Une vingtaine de minutes plus tard, la gamine se réveille dans ce qui semble être un puits de mine bouché occupé par un grand bonhomme portant un long manteau pourpre et un cache œil. Pas banal comme situation n'est-ce pas ? Premier reflex pour la gamine, c'est de se recroqueviller dans un coin histoire de s'abriter du type qui la coursait tout à l'heure. Une puissante douleur jaillit alors de sa jambe. Nouveau reflex, elle pose sa main à l'endroit d'où vient la douleur. À sa grande surprise, elle y découvre une attelle de fortune fabriquée avec des planches et un morceau de tissu pourpre.
Walters, de son côté, semble ne pas la remarquer. Il manque une manche à son manteau et il cherche désormais un moyen de sortir de là. C'est pas vraiment évident de se tirer d'un trou profond de sept mètres avec une estropiée inconsciente. Remarquant que ce dernier détail est incorrect, le bosco se tourne vers la fugitive, toujours apeurée. Ce n'avait pas été difficile de remettre sa jambe en place et de la bander, il s'était déjà occupé de plusieurs dizaines de cas similaire lorsque du bétail se blessait. C'est vraiment con, un bovin, des fois...
"T'es réveillée ? C'est bien."
La jeune fille tente de s'écarter lorsque le borgne s'assit à côté d'elle, mais sa jambe lui fait trop mal. Remarquant qu'elle a peur de lui, Walters ôta son manteau et recouvrit les épaules des la gamine avant de prendre place juste à sa droite. Il fait froid au fond d'un puits, et le vêtement du grand bonhomme la réchauffe. Elle se blottit à l'intérieur, ce qui arrache un sourire au pirate. C'est qu'il aurait pu s'y attacher si elle y avait mis un peu du sien, la gamine.
"Bon, j'te résume l'affaire: on est les deux tombés à travers le planché qu'il y avait là haut, tu t'es fracassé le tibia contre ce caillou là et t'es tombé dans les choux tout de suite après. T'as même pas crié, j't'assure."
La jeune fille n'a pas compris un piètre mot que cet homme avait prononcé.
"Faut pas qu'on moisisse ici, si la nuit tombe, on va crever gelés à tous les coups. J'pense pouvoir grimper en haut histoire de trouver un truc pour t'aider à monter et on ira retrouver ta smala ou j'sais pas quoi pour mieux te soigner... Dis voir, t'écoute un peu ce que j'dis ? Bon, pas grave, mieux vaut qu'j'm'active si on veut pas y passer la journée..."
Alors qu'il se relève, Walters sent la jeune fille lui agripper le bras. Elle ne veut pas qu'il la laisse toute seule, c'est ça hein. Mais il va y être obligé s'il voulait sauver la... mignonne ? Voilà qu'il la trouve mignonne maintenant.
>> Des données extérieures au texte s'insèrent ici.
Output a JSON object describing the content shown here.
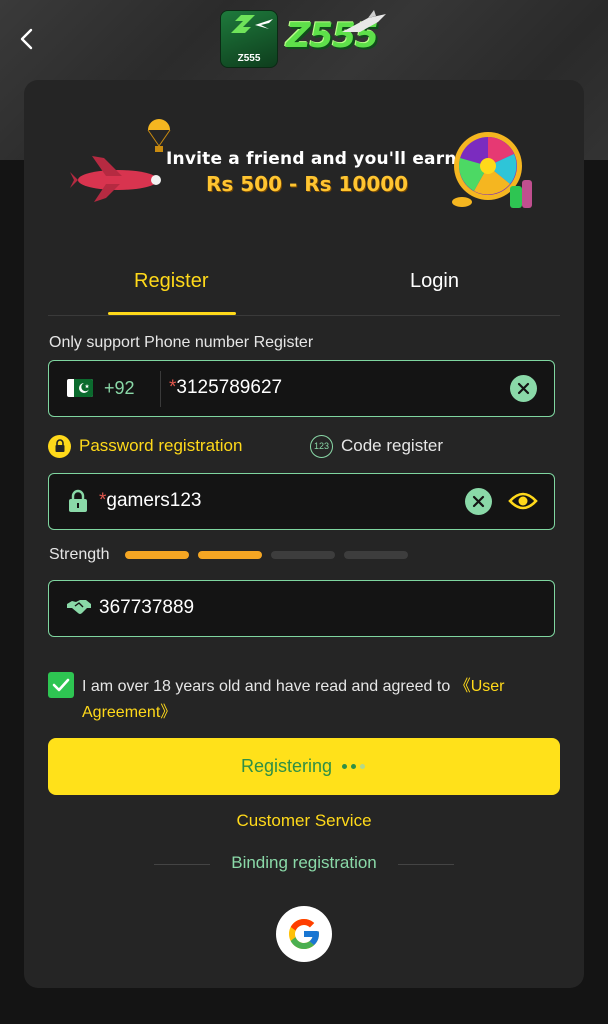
{
  "header": {
    "back_icon": "chevron-left-icon",
    "logo_badge_text": "Z555",
    "logo_text": "Z555"
  },
  "banner": {
    "line1": "Invite a friend and you'll earn",
    "line2": "Rs 500 - Rs 10000"
  },
  "tabs": [
    {
      "label": "Register",
      "active": true
    },
    {
      "label": "Login",
      "active": false
    }
  ],
  "form": {
    "hint": "Only support Phone number Register",
    "phone": {
      "country_code": "+92",
      "required_mark": "*",
      "value": "3125789627"
    },
    "modes": {
      "password_label": "Password registration",
      "code_label": "Code register",
      "code_icon_text": "123"
    },
    "password": {
      "required_mark": "*",
      "value": "gamers123"
    },
    "strength": {
      "label": "Strength",
      "level": 2,
      "total": 4
    },
    "invite_code": {
      "value": "367737889"
    },
    "agreement": {
      "checked": true,
      "text": "I am over 18 years old and have read and agreed to ",
      "link": "《User Agreement》"
    },
    "submit_label": "Registering",
    "customer_service": "Customer Service",
    "binding_label": "Binding registration"
  },
  "colors": {
    "accent_yellow": "#ffd91a",
    "accent_green": "#8ad9a8",
    "button_yellow": "#ffe11a",
    "strength_active": "#f5a623",
    "strength_inactive": "#3d3d3d",
    "check_green": "#2ec552"
  }
}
Il est debout, elle le retient par le bras... Il la regarde dans les yeux...
...
Et voilà, c'est fait, il la kiffe, c'est pas plus dur que ça. Et du coup, eh bien il repose ses fesses à côté d'elle et l'enveloppe de son bras. Elle se rapproche contre lui, histoire d'avoir un peu plus chaud. Elle se sent plutôt bien avec ce type, même si sa dégaine fout vraiment les jetons. Il sent sa main prendre son menton...
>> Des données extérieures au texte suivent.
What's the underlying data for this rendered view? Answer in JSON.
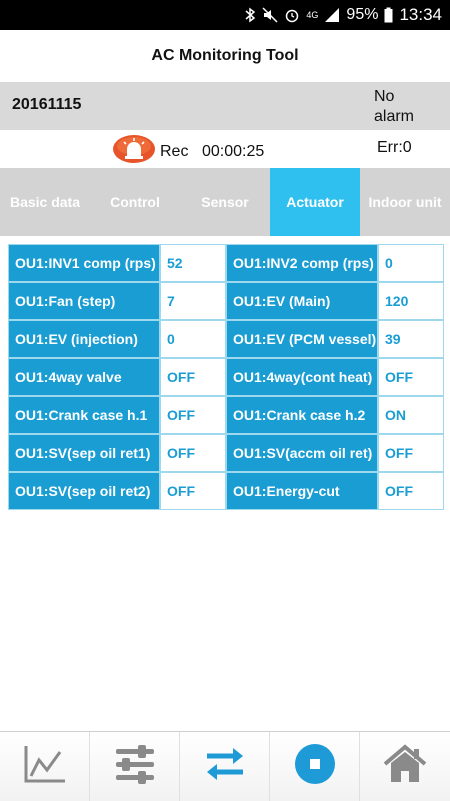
{
  "status_bar": {
    "battery": "95%",
    "time": "13:34",
    "network": "4G"
  },
  "app": {
    "title": "AC Monitoring Tool"
  },
  "info": {
    "date": "20161115",
    "alarm_line1": "No",
    "alarm_line2": "alarm",
    "rec_label": "Rec",
    "rec_time": "00:00:25",
    "err": "Err:0"
  },
  "tabs": [
    {
      "label": "Basic data",
      "active": false
    },
    {
      "label": "Control",
      "active": false
    },
    {
      "label": "Sensor",
      "active": false
    },
    {
      "label": "Actuator",
      "active": true
    },
    {
      "label": "Indoor unit",
      "active": false
    }
  ],
  "rows": [
    {
      "l1": "OU1:INV1 comp (rps)",
      "v1": "52",
      "l2": "OU1:INV2 comp (rps)",
      "v2": "0"
    },
    {
      "l1": "OU1:Fan (step)",
      "v1": "7",
      "l2": "OU1:EV (Main)",
      "v2": "120"
    },
    {
      "l1": "OU1:EV (injection)",
      "v1": "0",
      "l2": "OU1:EV (PCM vessel)",
      "v2": "39"
    },
    {
      "l1": "OU1:4way valve",
      "v1": "OFF",
      "l2": "OU1:4way(cont heat)",
      "v2": "OFF"
    },
    {
      "l1": "OU1:Crank case h.1",
      "v1": "OFF",
      "l2": "OU1:Crank case h.2",
      "v2": "ON"
    },
    {
      "l1": "OU1:SV(sep oil ret1)",
      "v1": "OFF",
      "l2": "OU1:SV(accm oil ret)",
      "v2": "OFF"
    },
    {
      "l1": "OU1:SV(sep oil ret2)",
      "v1": "OFF",
      "l2": "OU1:Energy-cut",
      "v2": "OFF"
    }
  ],
  "bottom_nav": [
    {
      "icon": "graph-icon"
    },
    {
      "icon": "sliders-icon"
    },
    {
      "icon": "swap-arrows-icon"
    },
    {
      "icon": "stop-icon"
    },
    {
      "icon": "home-icon"
    }
  ],
  "colors": {
    "accent": "#2fc0f0",
    "cell_blue": "#1a9dd3",
    "tab_bg": "#d3d3d3",
    "stop_blue": "#1e9ad6"
  }
}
"T'es un peu p'tite pour qu'on finisse ensemble tu sais... Et y'a aussi cette Michaela qui nous fait la tambouille sur le rafiot... J'peux pas l'oublier celle-là, t'sais... Mais bon..."
...Ce qu'elle ne sent pas, en revanche, c'est son cou qui se tord d'un coup.
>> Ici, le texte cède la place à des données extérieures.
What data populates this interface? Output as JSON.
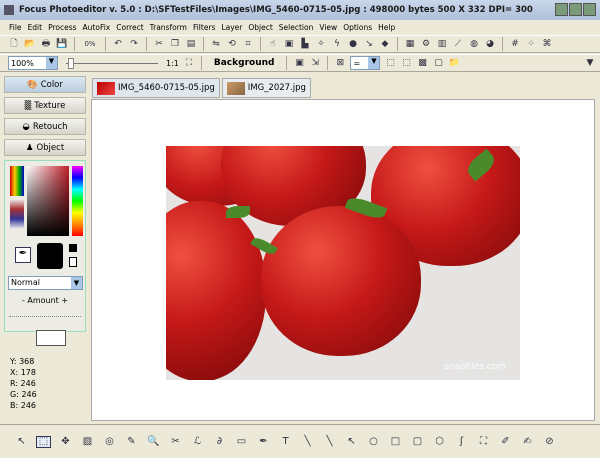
{
  "title": "Focus Photoeditor v. 5.0 :  D:\\SFTestFiles\\Images\\IMG_5460-0715-05.jpg : 498000 bytes    500 X 332 DPI= 300",
  "menu": [
    "File",
    "Edit",
    "Process",
    "AutoFix",
    "Correct",
    "Transform",
    "Filters",
    "Layer",
    "Object",
    "Selection",
    "View",
    "Options",
    "Help"
  ],
  "toolbar1": [
    "new-icon",
    "open-icon",
    "print-icon",
    "save-icon",
    "|",
    "0%",
    "|",
    "undo-icon",
    "redo-icon",
    "|",
    "cut-icon",
    "copy-icon",
    "paste-icon",
    "|",
    "flip-icon",
    "rotate-icon",
    "crop-icon",
    "|",
    "stamp-icon",
    "frame-icon",
    "layer-icon",
    "wand-icon",
    "brush-icon",
    "ball-icon",
    "arrow-icon",
    "diamond-icon",
    "|",
    "photo-icon",
    "gear-icon",
    "panel-icon",
    "curve-icon",
    "effects-icon",
    "color-wheel-icon",
    "|",
    "grid-icon",
    "dots-icon",
    "grid2-icon"
  ],
  "toolbar1_glyphs": [
    "🗋",
    "📂",
    "🖶",
    "💾",
    "",
    "◌",
    "",
    "↶",
    "↷",
    "",
    "✂",
    "❐",
    "▤",
    "",
    "⇋",
    "⟲",
    "⌗",
    "",
    "☝",
    "▣",
    "▙",
    "✧",
    "ϟ",
    "●",
    "↘",
    "◆",
    "",
    "▦",
    "⚙",
    "▥",
    "⟋",
    "◍",
    "◕",
    "",
    "#",
    "⁘",
    "⌘"
  ],
  "zoom": {
    "value": "100%",
    "ratio": "1:1",
    "position": 0.02
  },
  "layer_label": "Background",
  "combo_value": "=",
  "panels": [
    {
      "label": "Color",
      "icon": "palette-icon",
      "glyph": "🎨"
    },
    {
      "label": "Texture",
      "icon": "texture-icon",
      "glyph": "▒"
    },
    {
      "label": "Retouch",
      "icon": "retouch-icon",
      "glyph": "◒"
    },
    {
      "label": "Object",
      "icon": "object-icon",
      "glyph": "♟"
    }
  ],
  "blend_mode": "Normal",
  "amount_label": "- Amount +",
  "readout": {
    "y": "Y: 368",
    "x": "X: 178",
    "r": "R: 246",
    "g": "G: 246",
    "b": "B: 246"
  },
  "tabs": [
    {
      "label": "IMG_5460-0715-05.jpg",
      "active": true
    },
    {
      "label": "IMG_2027.jpg",
      "active": false
    }
  ],
  "watermark": "snapfiles.com",
  "colors": {
    "foreground": "#000000",
    "accent": "#c41818"
  },
  "bottom_tools": [
    "pointer-icon",
    "select-icon",
    "move-icon",
    "eraser-icon",
    "lasso-icon",
    "magic-wand-icon",
    "zoom-icon",
    "scissors-icon",
    "freehand-lasso-icon",
    "free-select-icon",
    "rect-select-icon",
    "eyedropper-icon",
    "text-icon",
    "line-icon",
    "thin-line-icon",
    "arrow-line-icon",
    "ellipse-icon",
    "rectangle-icon",
    "rounded-rect-icon",
    "polygon-icon",
    "spiral-icon",
    "fill-icon",
    "color-replace-icon",
    "brush-icon",
    "clone-icon"
  ],
  "bottom_glyphs": [
    "↖",
    "⬚",
    "✥",
    "▨",
    "◎",
    "✎",
    "🔍",
    "✂",
    "ℒ",
    "∂",
    "▭",
    "✒",
    "T",
    "╲",
    "╲",
    "↖",
    "○",
    "□",
    "▢",
    "⬡",
    "ʃ",
    "⛶",
    "✐",
    "✍",
    "⊘"
  ]
}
"Tu s'ra plutôt pas mal quand tu s'ra plus grande... 'fin j'imagine."
Le grand borgne se relève à côté du corps sans vie de la gamine et essaie de se retrousser les manches... Il se demande ce qu'il en a fait, d'ailleurs, cet idiot. Mais pas le temps de se poser plus de question, c'est le moment de reprendre du service pour le fossoyeur. Il attrape sa pelle, celle qu'il ne quitte jamais, sauf pour dormir, et encore.
"D'ici là, j'vais t'm'et' là où personne ne te dérangera et où j'suis certain d'te r'trouver..."
Un coup de pelle sur le sol...
Des fissures...
Il a pris du niveau dans le secteur de creusage dites voir ! Un putain de trou tout partout tout autours alors qu'il a même pas sorti la pelle du sol, ça c'est dingue ! Enfin, ce qui est dingue, c'est qu'il est en train de se casser la gueule, pour la deuxième fois et en moins d'une heure. Quelques cinq mètres plus bas, il retrouve le sol, et devant lui, il voit deux points lumineux dans les ténèbres qui l'entourent.
Deux.
Puis quatre... Huit...
"Eh merde"
Une belle dizaine de paires d'yeux flamboyants, toutes fixées sur l'intrus qui siégeait là, comme un con, dans cette insupportable lumière venant du plafond, avec sa pelle et son cadavre. Un intrus, qui avait apporté la lumière dans les ténèbres. Il ne restait pas trente-six choses à faire...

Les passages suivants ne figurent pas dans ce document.